As you'll gather immediately, the Yesterday channel's main intended audience is men, and bloke-ish men at that, the sort of men who like to know stuff, and do stuff with functioning machinery. Still, the channel's abiding thrust is all things historical, and a series like Murder Maps obviously has a wider appeal, if you like true (though sometimes grisly) tales of human interest. The Yesterday channel also shows that perennially absorbing history classic The World At War. I'd say that despite the big robust nod to male tastes, there's plenty to enjoy if you're daintier but still want your historical side tickled.
Back to Bangers & Cash. This is about a car-auction firm called Mathewsons at Thornton-le-Dale, a village between Pickering and Scarborough. But not ordinary cars. They specialise in classic cars, which is broadly anything notable from the 1920s through to the 1990s. But they'll also handle a very wide range of wheeled vehicles. Delivery trucks, old Green Goddess fire engines, motor-cycles, three-wheelers, road rollers, tractors, you name it. Plus sundry memorabilia.
But the main category is of course classic cars, sporty or otherwise, and in all kinds of condition, from loved and cherished and beautifully cleaned and polished - perhaps with a pet name - to redundant rusty hulks left untouched for twenty years in a street garage or tumbledown farmyard barn.
The ones from the barn, covered in dust and bird or rodent detritus, and apparently beyond redemption, are the subject of naked lust where restoration-minded enthusiasts are concerned. Such folk will pay big bucks for a flat-tyred, brake-seized wreck that their magic will transform. Apparently almost anything can be restored and brought back to life in all its original glory. It will of course cost a lot to do it, but it amply pays off if it's a rare car and the restoration is done properly, over a period of months, with attention to every detail, and preserving as much of the original vehicle as possible. Some of these finished restorations will be worth an awful lot of money. In all cases, the restorer has a delicious challenge on their hands, although their poor wives won't see much of them while they grapple with their latest project.
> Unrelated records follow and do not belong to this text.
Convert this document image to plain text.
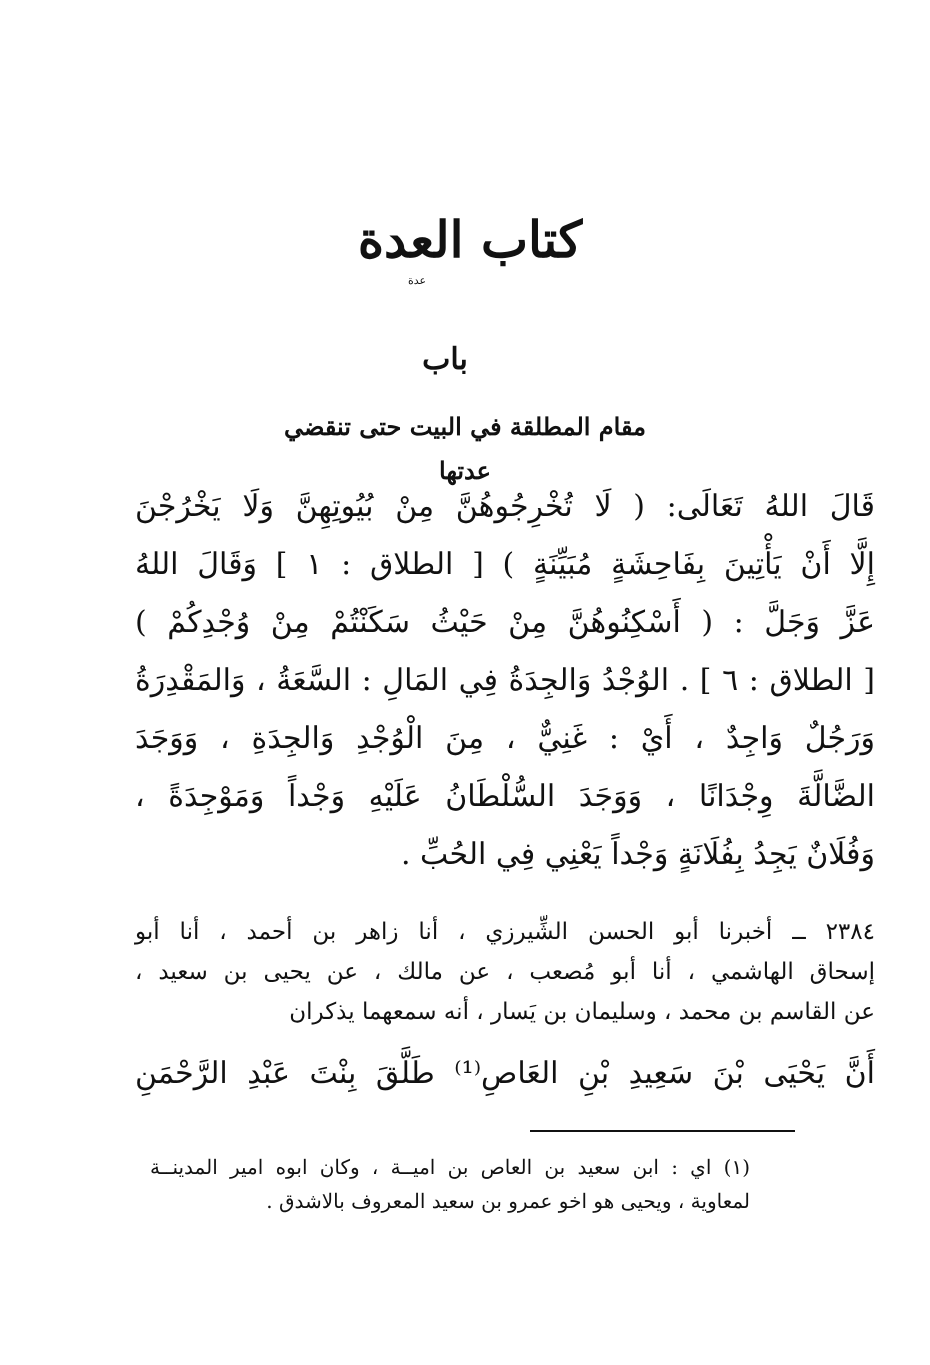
كتاب العدة
عدة
باب
مقام المطلقة في البيت حتى تنقضي عدتها
قَالَ اللهُ تَعَالَى: ( لَا تُخْرِجُوهُنَّ مِنْ بُيُوتِهِنَّ وَلَا يَخْرُجْنَ
إِلَّا أَنْ يَأْتِينَ بِفَاحِشَةٍ مُبَيِّنَةٍ ) [ الطلاق : ١ ] وَقَالَ اللهُ
عَزَّ وَجَلَّ : ( أَسْكِنُوهُنَّ مِنْ حَيْثُ سَكَنْتُمْ مِنْ وُجْدِكُمْ )
[ الطلاق : ٦ ] . الوُجْدُ وَالجِدَةُ فِي المَالِ : السَّعَةُ ، وَالمَقْدِرَةُ
وَرَجُلٌ وَاجِدٌ ، أَيْ : غَنِيٌّ ، مِنَ الْوُجْدِ وَالجِدَةِ ، وَوَجَدَ
الضَّالَّةَ وِجْدَانًا ، وَوَجَدَ السُّلْطَانُ عَلَيْهِ وَجْداً وَمَوْجِدَةً ،
وَفُلَانٌ يَجِدُ بِفُلَانَةٍ وَجْداً يَعْنِي فِي الحُبِّ .
٢٣٨٤ ــ أخبرنا أبو الحسن الشِّيرزي ، أنا زاهر بن أحمد ، أنا أبو
إسحاق الهاشمي ، أنا أبو مُصعب ، عن مالك ، عن يحيى بن سعيد ،
عن القاسم بن محمد ، وسليمان بن يَسار ، أنه سمعهما يذكران
أَنَّ يَحْيَى بْنَ سَعِيدِ بْنِ العَاصِ⁽¹⁾ طَلَّقَ بِنْتَ عَبْدِ الرَّحْمَنِ
(١) اي : ابن سعيد بن العاص بن اميــة ، وكان ابوه امير المدينــة
لمعاوية ، ويحيى هو اخو عمرو بن سعيد المعروف بالاشدق .
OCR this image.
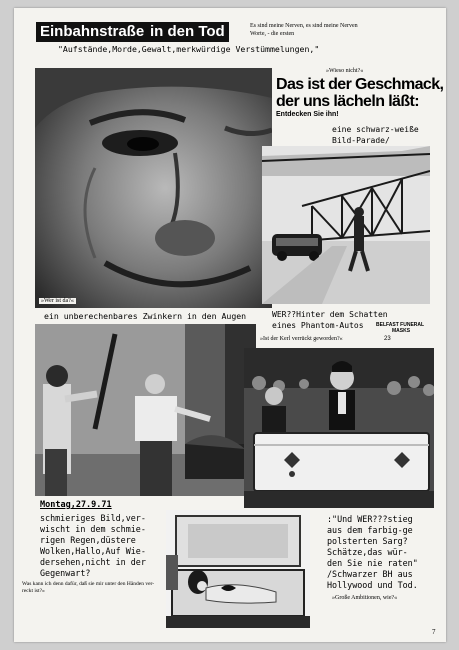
Einbahnstraße in den Tod	Es sind meine Nerven, es sind meine Nerven
Worte, - die ersten
"Aufstände,Morde,Gewalt,merkwürdige Verstümmelungen,"
»Wer ist da?«
»Wieso nicht?«
Das ist der Geschmack,
der uns lächeln läßt:
Entdecken Sie ihn!
eine schwarz-weiße
Bild-Parade/
ein unberechenbares Zwinkern in den Augen	WER??Hinter dem Schatten
eines Phantom-Autos BELFAST FUNERAL
MASKS
»Ist der Kerl verrückt geworden?«	23
Montag,27.9.71
schmieriges Bild,ver-
wischt in dem schmie-
rigen Regen,düstere
Wolken,Hallo,Auf Wie-
dersehen,nicht in der
Gegenwart?
Was kann ich denn dafür, daß sie mir unter den Händen ver-
reckt ist?«
:"Und WER???stieg
aus dem farbig-ge
polsterten Sarg?
Schätze,das wür-
den Sie nie raten"
/Schwarzer BH aus
Hollywood und Tod.
»Große Ambitionen, wie?«
7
But those barn finds are unusual. The more typical classic car that gets put up for auction will be a runner in pretty good condition, needing only some TLC - if that. The term 'Banger' doesn't really do full justice to most of the cars on offer. But 'Cash' most certainly comes into the picture.
Who puts cars into an auction? Dealers and restorers obviously. Some sellers have a collection of cars, and occasionally sell off one or two in order to purchase something new. But ordinary people, such as old men in their eighties - or their widows - will offer a car for sale, often sadly, in the hope that the new owner will give their pride and joy a comfortable new home, and love them just as much. There's generally a human story behind every sale like that.
Who buys them? Dealers and restorers and car-collectors obviously. Men wanting a special nostalgic gift for their wives. Anyone looking for a special set of wheels, or a car that will bring back their youth. Some of these cars, the rally-standard ones from the 1990s say, will still blast down the road as fast as they did when new. Some, the ones from the 1950s or early 1960s (an Armstrong-Siddeley Sapphire for instance, or a Jaguar) are bought for their luxury and their style. 1950 to 1970 is the era that chiefly interests me: the aspirational cars of my childhood.
The show is not just about the cars. It's just as much about the people at Mathewsons - the owner Derek; his sons and lieutenants Paul and Dave; occasionally their wives; younger family still, such as Jack and Charlie, enthusiastic youngsters destined to step into their fathers' shoes in the decades ahead; and the office staff, such as Lucy, led by laconic family friend Sarah. Also the quirky sellers, characters all of them. Plus, of course, the people who come to the auction, the potential buyers. All sorts. Fascinating!
When planning my current holiday, it crossed my mind that it wouldn't be too difficult to take in Thornton-le-Dale (and the North York Moors) on a long day trip from Richmond. And so, a week and a half ago, on Monday 10th May, I set forth south-eastwards from Richmond, picking up the A170 at Thirsk, the road that would lead me through Helmsley and Pickering to Thornton-le-Dale.
I'd already ascertained where Thornton-le-Dale's village car park was, but wasn't prepared for its vastness. It promotes itself as one of the prettier Yorks Moors villages, and seems to be a mecca for tourists, whether coming to view Mathewsons or not. I bought two hours' worth of parking time for £2.76, paying of course by phone. Not bad, really. £2.76 would buy you far less time in Brighton.
Well, Mathewsons first, then lunch. The path from the car park led visitors through a serene little wood with a duck-filled lake in it. Then to the village green. A bit too much in the way of cars and buses to call it a chocolate-box hymn to prettiness, but pleasant enough. I spied Mathewsons up the road. It was just as on TV.